Celtic’s 4-2 win over Hibernian on Saturday saw them take over second place in the SPFL Premiership table. Here’s three match graphics illustrating some of the defining characteristics and key players of the game:
1) Location, location, location
It’s a universal football truth, backed up by cold, hard, statistical facts: the areas from where you shoot and create chances from is directly linked to how likely you are to score.
A chance set up from the middle of the pitch and closer to goal is on average likely to be a bigger opportunity than a cross from out wide. Shots taken from the ‘Danger Zone’ (the middle of the penalty box vertically up to the 18 yard line) come with a much higher probability of a goal being scored.
In both these areas Celtic dominated. 12 of their 22 shots were from the Danger Zone (including 3 of their goals), with Hibs only managing to get 2 of their 16 shots off from this area (one goal)
Part of the reason can be seen in the location of the passes intended for the penalty box. Except from corners, only 1 of Celtic’s passes into the area came from far wide areas of the pitch. Instead they attempted to find teammates in good positions from central areas. In contrast, Hibs’ deliveries into the box often came from much wider and often deeper positions, with less likelihood of creating good chances.
2) Three degrees of McGregor
Callum McGregor’s intended role on the pitch looked to be very similar to where he’s operated for large parts of the season; on the left of the central midfield, linking in with Kieran Tierney outside him and with a license to roam forward in order to find Odsonne Edouard in front of him. This is clearly seen in his passing locations in the first 20 minutes; operating out on the left and and in the middle when higher up the pitch.
With Scott Brown’s injury, Brendan Rodgers chose not to bring in Eboue Kouassi, perhaps a more like-for-like replacement in terms of a defensive midfielder. Instead, McGregor was moved inside to take Brown’s role as the rhythm-maker of Celtic’s attack, with Scott Sinclair coming on to occupy the left side of midfield. The shift is clearly seen in McGregor’s passing locations from the 20th minute onwards, as he often came very deep to take the ball of Gordon and the centre-backs, McGregor now the main starting point of Celtic’s attack.
When Kouassi did make his entrance in the 72th minutes, right in-between Celtic’s third and Hibs’ second goal, McGregor’s role shifted yet again, with him now doing a role more similar to that of the departed Tom Rogic; his passing locations from the 72nd minute visibly a lot more offensive and higher up the pitch.
It was a great illustration of McGregor’s flexibility and football intelligence and shows why he’s such an integral part of Brendan Rodger’s system.
3) Forrest plants himself everywhere
The couple of times during his reign when Brendan Rodgers has lacked recognised striker he has chosen not to try players such as Patrick Roberts and Scott Sinclair up front, the manager instead giving James Forrest the role of leading the line.
Under Rodgers, Forrest have built up his capability of coming in centrally with the ball and developed into a very two-dimensional wide player, equally capable of advancing on the outside or inside of the opposing full-back.
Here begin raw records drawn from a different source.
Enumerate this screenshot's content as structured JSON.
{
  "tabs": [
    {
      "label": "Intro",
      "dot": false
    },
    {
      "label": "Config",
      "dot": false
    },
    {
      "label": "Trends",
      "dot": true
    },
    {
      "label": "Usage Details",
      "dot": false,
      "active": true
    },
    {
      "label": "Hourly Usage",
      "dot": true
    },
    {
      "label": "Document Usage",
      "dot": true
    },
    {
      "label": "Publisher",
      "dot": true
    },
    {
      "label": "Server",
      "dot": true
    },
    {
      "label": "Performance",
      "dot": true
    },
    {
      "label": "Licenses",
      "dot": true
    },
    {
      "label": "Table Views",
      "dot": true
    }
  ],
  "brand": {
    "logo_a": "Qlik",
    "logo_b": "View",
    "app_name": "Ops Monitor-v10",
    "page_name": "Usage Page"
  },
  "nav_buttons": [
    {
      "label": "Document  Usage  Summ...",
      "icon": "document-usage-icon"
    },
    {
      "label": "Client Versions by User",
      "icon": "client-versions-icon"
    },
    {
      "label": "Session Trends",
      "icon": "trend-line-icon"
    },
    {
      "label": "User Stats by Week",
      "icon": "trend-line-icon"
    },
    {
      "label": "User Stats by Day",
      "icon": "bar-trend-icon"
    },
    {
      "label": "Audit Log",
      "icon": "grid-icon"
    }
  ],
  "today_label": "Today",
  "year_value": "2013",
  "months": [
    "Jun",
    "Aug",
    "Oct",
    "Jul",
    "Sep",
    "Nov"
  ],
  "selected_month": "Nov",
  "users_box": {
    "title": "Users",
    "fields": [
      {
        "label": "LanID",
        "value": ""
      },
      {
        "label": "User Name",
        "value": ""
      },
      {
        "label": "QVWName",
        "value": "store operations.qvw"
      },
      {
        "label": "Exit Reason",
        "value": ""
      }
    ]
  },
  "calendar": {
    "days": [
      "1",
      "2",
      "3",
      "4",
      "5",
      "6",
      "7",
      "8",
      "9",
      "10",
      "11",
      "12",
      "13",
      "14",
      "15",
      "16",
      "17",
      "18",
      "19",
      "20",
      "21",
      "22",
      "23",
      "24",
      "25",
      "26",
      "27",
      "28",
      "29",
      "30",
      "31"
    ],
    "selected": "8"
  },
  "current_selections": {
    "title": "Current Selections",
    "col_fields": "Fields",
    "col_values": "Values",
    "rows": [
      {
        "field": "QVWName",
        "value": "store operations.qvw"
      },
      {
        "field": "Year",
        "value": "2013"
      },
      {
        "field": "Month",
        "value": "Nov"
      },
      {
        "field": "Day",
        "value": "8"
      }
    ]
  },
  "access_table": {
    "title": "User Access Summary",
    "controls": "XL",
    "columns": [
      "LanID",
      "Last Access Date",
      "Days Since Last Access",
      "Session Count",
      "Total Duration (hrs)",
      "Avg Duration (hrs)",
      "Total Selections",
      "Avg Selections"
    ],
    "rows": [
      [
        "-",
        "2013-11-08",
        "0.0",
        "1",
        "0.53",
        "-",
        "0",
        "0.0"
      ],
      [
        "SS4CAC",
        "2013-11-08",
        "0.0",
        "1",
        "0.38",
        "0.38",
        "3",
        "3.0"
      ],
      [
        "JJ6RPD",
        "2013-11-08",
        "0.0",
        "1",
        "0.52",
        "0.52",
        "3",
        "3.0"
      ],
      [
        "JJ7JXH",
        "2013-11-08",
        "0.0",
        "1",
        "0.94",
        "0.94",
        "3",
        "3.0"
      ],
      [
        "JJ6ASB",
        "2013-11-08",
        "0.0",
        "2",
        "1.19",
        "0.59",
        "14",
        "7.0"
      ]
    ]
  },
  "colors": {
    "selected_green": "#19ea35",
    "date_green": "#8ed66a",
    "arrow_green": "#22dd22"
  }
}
Against Hibernian, we yet again saw glimpses of a potential third dimension to Forrest’s game, hinted at in those previous cameos up front.
Compare the locations in which he received or gained possession of the ball against Hibernian with the previous home game vs. Aberdeen. Against Hibernian, 21 out of his 45 possessions where on the left side of the pitch (divided in half). Against Aberdeen it was 5 out of 44. While versus the Dons he picked the ball up 15 times on the right wing, on Saturday he only did it 4 times.
With Rodgers often fond of leaving the left wing open for Kieran Tierney to run into, with Callum McGregor operating slightly more centrally, is he now trying something similar with on the right, moving Forrest inwards and higher to support Edouard, with the added advantage of opening up spaces down the right wing?